In case you haven't been following the story, here's a brief summary. Steven Jobs' replacement as Apple's chief executive, Timothy Cook, has been visiting overseas sites where Apple products are made (I'll come back to the importance of this action later on). In late March, he stopped at a site in Zhengzhou, China, that is run by Foxconn—a multinational electronics manufacturer headquartered in Taiwan. Around the same time, the Fair Labor Association (FLA) published the results of a month-long investigation into Foxconn, including three of its China-based facilities which manufacture Apple products (Guanlan, Longhua, and Chengdu). The independent audit, agreed to by Apple after it joined FLA in January, cited 43 violations of Chinese laws and regulations, including communication gaps, excessive working hours, and dangerous conditions (1). Foxconn has been under fire for some time, including being tied to employee suicides as reported in various media outlets, including the New York Times (2). Foxconn and Apple have since agreed to improve conditions.

While adherence to labor laws is a crucial aspect of managing any facility, this story has additional lessons to be learned. Supply-chain management and security have been hot topics of conversation among the pharmaceutical industry for the past several years. The increase of counterfeiting, economically motivated adulteration, and globalization throughout the pharma industry—much like that of the electronics or any other major industry—only adds to supply-chain complexity. And here is where due diligence comes into play.

Companies must visit their global sites. According to the Times article mentioned above, two Apple employees pointed out that Jobs never visited the company's factories in China. It seems that Cook, in his new role, is aiming to change that practice by taking a first-hand look inside the facilities that are manufacturing Apple's products. And because he, like most chief executives, cannot spend every day visiting and auditing sites, he's asking a third party to help (i.e., FLA). The pharma industry has similar options through third-party auditing organizations and consortiums. No matter the time or cost, knowing what's going on inside your facilities is always going to be worth the effort.

Second, companies need to keep their communication lines open. In one section of the FLA report about Foxconn, the association notes specifically that "communication is a two-way process…. The more workers participate in those processes, the more they are accepted, trusted and effective" (1). Some of Foxconn's problems are reportedly tied to top-down only communication. How many times have you heard someone in industry say that the Quality team doesn't communicate with the Development team, or that Senior Management doesn't communicate with the Technicians, and so on. Listening to employees—no matter their department—can only lead to improvement at all levels.

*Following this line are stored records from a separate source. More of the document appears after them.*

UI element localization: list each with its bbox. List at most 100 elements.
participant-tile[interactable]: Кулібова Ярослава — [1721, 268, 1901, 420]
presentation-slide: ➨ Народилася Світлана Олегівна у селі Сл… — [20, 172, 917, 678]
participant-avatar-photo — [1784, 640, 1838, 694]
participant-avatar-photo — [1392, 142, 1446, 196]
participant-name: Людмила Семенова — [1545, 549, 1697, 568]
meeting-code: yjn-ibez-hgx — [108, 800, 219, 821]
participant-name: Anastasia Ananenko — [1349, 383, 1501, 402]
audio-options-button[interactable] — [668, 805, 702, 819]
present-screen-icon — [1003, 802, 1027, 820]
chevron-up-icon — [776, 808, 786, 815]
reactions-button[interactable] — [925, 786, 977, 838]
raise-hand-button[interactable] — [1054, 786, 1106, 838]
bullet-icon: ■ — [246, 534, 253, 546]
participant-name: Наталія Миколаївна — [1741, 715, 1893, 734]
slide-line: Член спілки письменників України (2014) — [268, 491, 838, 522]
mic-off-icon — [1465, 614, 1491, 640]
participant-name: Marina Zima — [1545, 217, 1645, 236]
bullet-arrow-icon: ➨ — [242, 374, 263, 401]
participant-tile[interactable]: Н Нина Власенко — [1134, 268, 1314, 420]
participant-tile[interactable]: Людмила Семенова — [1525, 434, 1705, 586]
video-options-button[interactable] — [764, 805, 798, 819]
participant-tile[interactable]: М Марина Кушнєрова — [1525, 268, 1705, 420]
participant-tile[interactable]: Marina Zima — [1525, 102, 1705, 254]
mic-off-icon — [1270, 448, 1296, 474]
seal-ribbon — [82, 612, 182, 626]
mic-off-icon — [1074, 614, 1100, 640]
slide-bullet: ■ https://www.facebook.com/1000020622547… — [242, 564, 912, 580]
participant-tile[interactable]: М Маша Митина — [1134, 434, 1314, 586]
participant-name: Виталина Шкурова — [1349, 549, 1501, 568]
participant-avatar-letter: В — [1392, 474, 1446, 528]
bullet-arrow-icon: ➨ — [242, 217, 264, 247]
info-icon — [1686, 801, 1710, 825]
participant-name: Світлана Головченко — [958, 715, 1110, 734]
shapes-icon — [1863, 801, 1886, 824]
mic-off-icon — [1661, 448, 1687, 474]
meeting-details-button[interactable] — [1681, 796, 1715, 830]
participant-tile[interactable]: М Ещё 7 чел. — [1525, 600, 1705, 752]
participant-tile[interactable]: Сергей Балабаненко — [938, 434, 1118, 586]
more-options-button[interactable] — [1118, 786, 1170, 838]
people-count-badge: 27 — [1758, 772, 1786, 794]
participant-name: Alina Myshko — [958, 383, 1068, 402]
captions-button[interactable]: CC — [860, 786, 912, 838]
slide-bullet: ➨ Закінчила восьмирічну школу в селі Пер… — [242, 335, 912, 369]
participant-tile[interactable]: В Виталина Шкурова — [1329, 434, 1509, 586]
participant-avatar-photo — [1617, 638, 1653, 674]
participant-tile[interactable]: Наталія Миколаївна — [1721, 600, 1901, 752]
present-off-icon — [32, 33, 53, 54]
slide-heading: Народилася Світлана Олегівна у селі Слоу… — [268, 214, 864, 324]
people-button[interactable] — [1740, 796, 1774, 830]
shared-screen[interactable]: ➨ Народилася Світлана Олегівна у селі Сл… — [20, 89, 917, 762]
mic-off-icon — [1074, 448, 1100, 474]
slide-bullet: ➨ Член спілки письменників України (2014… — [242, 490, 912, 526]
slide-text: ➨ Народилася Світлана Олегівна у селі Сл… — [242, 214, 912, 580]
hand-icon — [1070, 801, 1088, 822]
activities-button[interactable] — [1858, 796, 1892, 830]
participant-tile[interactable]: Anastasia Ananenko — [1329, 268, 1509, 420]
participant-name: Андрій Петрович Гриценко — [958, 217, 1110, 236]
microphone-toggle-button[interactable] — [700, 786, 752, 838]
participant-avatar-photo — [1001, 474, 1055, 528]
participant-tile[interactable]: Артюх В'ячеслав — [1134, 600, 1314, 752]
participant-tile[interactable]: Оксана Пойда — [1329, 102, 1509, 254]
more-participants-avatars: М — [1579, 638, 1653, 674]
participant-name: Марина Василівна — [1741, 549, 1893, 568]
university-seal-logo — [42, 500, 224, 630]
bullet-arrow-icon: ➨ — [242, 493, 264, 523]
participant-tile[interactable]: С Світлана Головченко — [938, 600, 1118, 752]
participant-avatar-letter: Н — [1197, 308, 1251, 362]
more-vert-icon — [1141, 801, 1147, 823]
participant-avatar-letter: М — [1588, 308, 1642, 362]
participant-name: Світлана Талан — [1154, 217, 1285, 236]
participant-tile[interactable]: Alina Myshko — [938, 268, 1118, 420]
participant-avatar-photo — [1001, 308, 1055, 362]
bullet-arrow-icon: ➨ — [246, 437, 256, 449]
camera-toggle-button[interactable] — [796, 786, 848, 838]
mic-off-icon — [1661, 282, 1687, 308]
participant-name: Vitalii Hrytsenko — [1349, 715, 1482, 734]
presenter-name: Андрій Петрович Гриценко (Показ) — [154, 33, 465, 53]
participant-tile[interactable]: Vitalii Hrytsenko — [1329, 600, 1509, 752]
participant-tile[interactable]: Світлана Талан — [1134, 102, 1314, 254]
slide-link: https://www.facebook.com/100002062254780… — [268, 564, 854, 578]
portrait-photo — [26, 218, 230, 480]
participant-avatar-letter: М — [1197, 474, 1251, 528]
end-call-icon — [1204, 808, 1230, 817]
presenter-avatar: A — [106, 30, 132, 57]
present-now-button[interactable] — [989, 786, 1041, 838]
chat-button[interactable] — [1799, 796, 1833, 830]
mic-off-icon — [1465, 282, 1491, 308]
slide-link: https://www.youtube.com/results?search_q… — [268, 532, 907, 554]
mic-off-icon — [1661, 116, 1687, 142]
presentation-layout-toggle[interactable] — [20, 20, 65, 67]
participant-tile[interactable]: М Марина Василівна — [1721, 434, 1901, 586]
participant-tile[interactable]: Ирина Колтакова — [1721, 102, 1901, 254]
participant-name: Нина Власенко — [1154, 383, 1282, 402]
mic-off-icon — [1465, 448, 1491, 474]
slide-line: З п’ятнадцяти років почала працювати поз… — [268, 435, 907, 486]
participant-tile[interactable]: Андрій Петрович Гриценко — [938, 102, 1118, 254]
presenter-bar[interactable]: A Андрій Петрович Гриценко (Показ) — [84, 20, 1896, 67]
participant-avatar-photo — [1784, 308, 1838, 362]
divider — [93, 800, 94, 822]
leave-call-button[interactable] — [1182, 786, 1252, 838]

Third, companies need to be transparent. Cook seems to be taking this seriously. A January 2012 Apple report included for the first time the names of companies that supply Apple with parts and services, something it had previously declined to do (3). Apple's site also notes that it has audited every "final assembly factory in its supply chain each year since 2006" (4). The key phrase here is "final assembly." We know from recent unfortunate events, that the final manufacturer, distributor, or assembler is not necessarily where problems can occur. Quality must be sewn into and confirmed throughout every point in a product's supply chain. Regulators have enforced this message repeatedly.

I believe these points are must-do's to help secure the industry's product supply chain. A statement by Apple to the Times noted, "Our team has been working for years to … make Apple's supply chain a model for the industry.." (5). Clearly, the company still has some work to do—and so does pharma. But I think we're headed in the right direction.

Sources: 1) FLA, Foxconn Invest. Report, Mar. 29, 2012. 2.) D. Barboza, N.Y. Times online, June 6, 2010. 3) N. Wingfield, N.Y. Times online, Apr. 1, 2012. 4) Apple Press Release, Feb. 13, 2012. 5) C. Duhigg, S. Greenhouse. N.Y. Times online, Mar. 29, 2012.